Why would Quebec and Canada tolerate the trampling of people's basic individual rights by a policy based on bloodline? The Quebec government is looking the other way on the pretext that Indian affairs is under federal jurisdiction, and no one raised a question in the National Assembly. Last week, Indian Affairs Minister Chuck Strahl lamely said that, even though he didn't like the band council's decision, he couldn't do anything since the move is legal and the first nations are “sovereign” on their lands.
The answer is actually easy in the case of the Federal government. The Federal government is busily entrenching exactly the same concept in the Indian Act for a much wider range of matters and cannot be seen to even suggest that there is a Charter or Human Rights problem. Last year the British Columbia Court of Appeal ordered the Federal to bring the definition of status in the Indian Act into compliance with the Charter. In doing so it identified a very narrow problem and skirted the much broader problem that the Indian Act incorporates a definition of Indian status which is a classic "blood quantum" approach -- that is, if you have enough non-Indian ancestors in the last two generations you are off the list.
This rule is draconian. It does not matter how culturally "Indian" you are or how connected to your community you are, if your momma or your poppa is not status and your parents are similarly "impure" -- you are off the list. You could have spent every day of your life on reserve but you are not an Indian. If you have a white dad but your sister has an Indian dad, she is on the list and you are off the list -- even if you lived on the reserve and she lived off. You could feel entirely a part of the community and be entirely engaged with the community but in the eyes of the Federal government you are no more an Indian than I am.
Being off the list means a number of things -- it means no a tax exemption, no automatic rights of membership and -- and this is why the Federal government is so circumspect about this issue -- no federal funding for medical, dental or education. You are officially the Province's problem and the Federal treasury is relieved off any issues related to you whatsoever. Likewise the funding levels for the band as whole can be cut back and treaty settlements can be made smaller as there are fewer Indians to deal with.
Thus Chuck Strahl cannot speak out about this because Chuck Strahl needs this. Despite requests by many aboriginal people to do away with the blood quantum rules and move toward rules based upon community membership, the Federal government has consistently (and this is true of Liberal governments as well) turned a deaf ear. To actually act on this problem would mean that the Federal government would not be able to look forward to the "Indian Problem" being solved by romance. Instead it would have to address its own race based discrimination in the status provisions of the Indian Act.

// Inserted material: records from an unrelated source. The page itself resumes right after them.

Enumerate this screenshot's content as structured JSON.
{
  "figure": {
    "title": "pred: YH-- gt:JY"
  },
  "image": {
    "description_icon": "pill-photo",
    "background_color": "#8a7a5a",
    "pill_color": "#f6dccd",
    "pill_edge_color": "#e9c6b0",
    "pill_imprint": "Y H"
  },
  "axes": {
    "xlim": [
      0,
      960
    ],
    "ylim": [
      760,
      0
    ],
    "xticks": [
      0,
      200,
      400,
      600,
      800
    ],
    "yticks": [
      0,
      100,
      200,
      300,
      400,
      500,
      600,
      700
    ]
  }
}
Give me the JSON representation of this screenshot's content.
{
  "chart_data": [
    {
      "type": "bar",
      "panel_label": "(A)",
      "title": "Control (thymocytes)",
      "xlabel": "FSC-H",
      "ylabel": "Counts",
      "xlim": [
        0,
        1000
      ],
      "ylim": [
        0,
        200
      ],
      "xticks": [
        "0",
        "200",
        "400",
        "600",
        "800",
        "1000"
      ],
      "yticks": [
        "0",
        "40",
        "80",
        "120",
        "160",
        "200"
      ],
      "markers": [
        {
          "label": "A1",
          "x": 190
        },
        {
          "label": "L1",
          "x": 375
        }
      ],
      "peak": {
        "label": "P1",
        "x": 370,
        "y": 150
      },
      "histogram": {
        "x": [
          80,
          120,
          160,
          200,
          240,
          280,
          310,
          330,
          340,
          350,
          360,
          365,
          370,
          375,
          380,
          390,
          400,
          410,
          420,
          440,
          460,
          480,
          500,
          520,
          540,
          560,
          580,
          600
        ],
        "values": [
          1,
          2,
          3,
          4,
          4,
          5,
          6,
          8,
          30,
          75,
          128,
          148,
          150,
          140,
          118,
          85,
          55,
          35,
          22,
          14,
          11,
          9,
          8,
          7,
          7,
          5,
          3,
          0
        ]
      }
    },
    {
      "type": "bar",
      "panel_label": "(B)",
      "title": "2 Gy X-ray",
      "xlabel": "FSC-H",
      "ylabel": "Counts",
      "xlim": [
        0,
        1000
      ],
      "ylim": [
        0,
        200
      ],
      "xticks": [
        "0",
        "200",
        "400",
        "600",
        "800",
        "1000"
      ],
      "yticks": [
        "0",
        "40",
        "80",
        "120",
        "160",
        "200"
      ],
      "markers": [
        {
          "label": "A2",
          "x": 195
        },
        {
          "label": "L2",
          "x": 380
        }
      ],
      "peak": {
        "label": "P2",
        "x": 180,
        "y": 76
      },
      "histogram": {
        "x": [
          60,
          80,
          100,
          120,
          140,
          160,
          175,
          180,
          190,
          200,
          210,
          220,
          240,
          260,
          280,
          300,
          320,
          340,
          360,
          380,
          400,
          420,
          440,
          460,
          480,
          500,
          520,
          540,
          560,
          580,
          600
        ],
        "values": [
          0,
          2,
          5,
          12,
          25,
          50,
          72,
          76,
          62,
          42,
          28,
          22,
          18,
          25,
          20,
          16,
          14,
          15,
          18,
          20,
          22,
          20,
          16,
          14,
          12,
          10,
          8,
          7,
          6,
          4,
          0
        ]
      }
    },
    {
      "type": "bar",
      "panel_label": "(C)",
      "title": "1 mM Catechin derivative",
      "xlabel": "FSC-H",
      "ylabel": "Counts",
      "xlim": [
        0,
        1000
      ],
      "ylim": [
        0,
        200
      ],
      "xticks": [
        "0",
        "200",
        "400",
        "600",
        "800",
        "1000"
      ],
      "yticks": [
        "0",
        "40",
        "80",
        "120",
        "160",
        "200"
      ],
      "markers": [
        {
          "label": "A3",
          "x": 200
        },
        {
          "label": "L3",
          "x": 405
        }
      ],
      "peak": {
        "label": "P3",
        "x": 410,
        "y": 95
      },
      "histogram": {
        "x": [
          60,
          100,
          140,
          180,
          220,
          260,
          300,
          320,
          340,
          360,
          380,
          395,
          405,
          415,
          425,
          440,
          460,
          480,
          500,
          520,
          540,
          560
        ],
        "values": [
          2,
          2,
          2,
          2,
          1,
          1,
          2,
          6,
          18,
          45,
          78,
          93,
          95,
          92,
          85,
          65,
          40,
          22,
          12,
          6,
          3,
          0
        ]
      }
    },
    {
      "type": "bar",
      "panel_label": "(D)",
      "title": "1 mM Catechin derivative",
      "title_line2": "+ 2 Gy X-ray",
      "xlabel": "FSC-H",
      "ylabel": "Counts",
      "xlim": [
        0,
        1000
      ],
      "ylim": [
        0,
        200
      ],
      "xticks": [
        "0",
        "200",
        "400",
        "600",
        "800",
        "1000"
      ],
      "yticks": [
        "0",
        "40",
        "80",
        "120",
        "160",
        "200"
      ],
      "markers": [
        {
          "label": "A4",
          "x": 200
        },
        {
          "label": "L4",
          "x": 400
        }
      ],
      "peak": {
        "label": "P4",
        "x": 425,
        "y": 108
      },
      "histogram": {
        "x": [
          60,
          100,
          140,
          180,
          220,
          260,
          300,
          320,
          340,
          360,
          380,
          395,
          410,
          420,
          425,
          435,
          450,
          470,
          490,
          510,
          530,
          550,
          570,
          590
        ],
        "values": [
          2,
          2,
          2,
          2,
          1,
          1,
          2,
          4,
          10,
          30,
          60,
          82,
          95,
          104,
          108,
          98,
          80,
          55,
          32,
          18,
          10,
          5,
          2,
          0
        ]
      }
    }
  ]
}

This issue, contrary to what Ms. Gagnon says, does not go back to just 1981. In fact, when one of the very first predecessors to the Indian Act was passed in the 1800's there were two Indian Acts passed -- one for Upper Canada and one for Lower Canada and each had a different definition for Indian. In Upper Canada it was a wider, community based definition that did not discriminate on the basis of sex. In Lower Canada it was similar to the present definition in the Indian Act with the old marrying out rule built in (that is, a woman who married out lost their status). Why the difference? Because the Mohawks at Kahnawake were unhappy about the number of non-Mohawks on their land.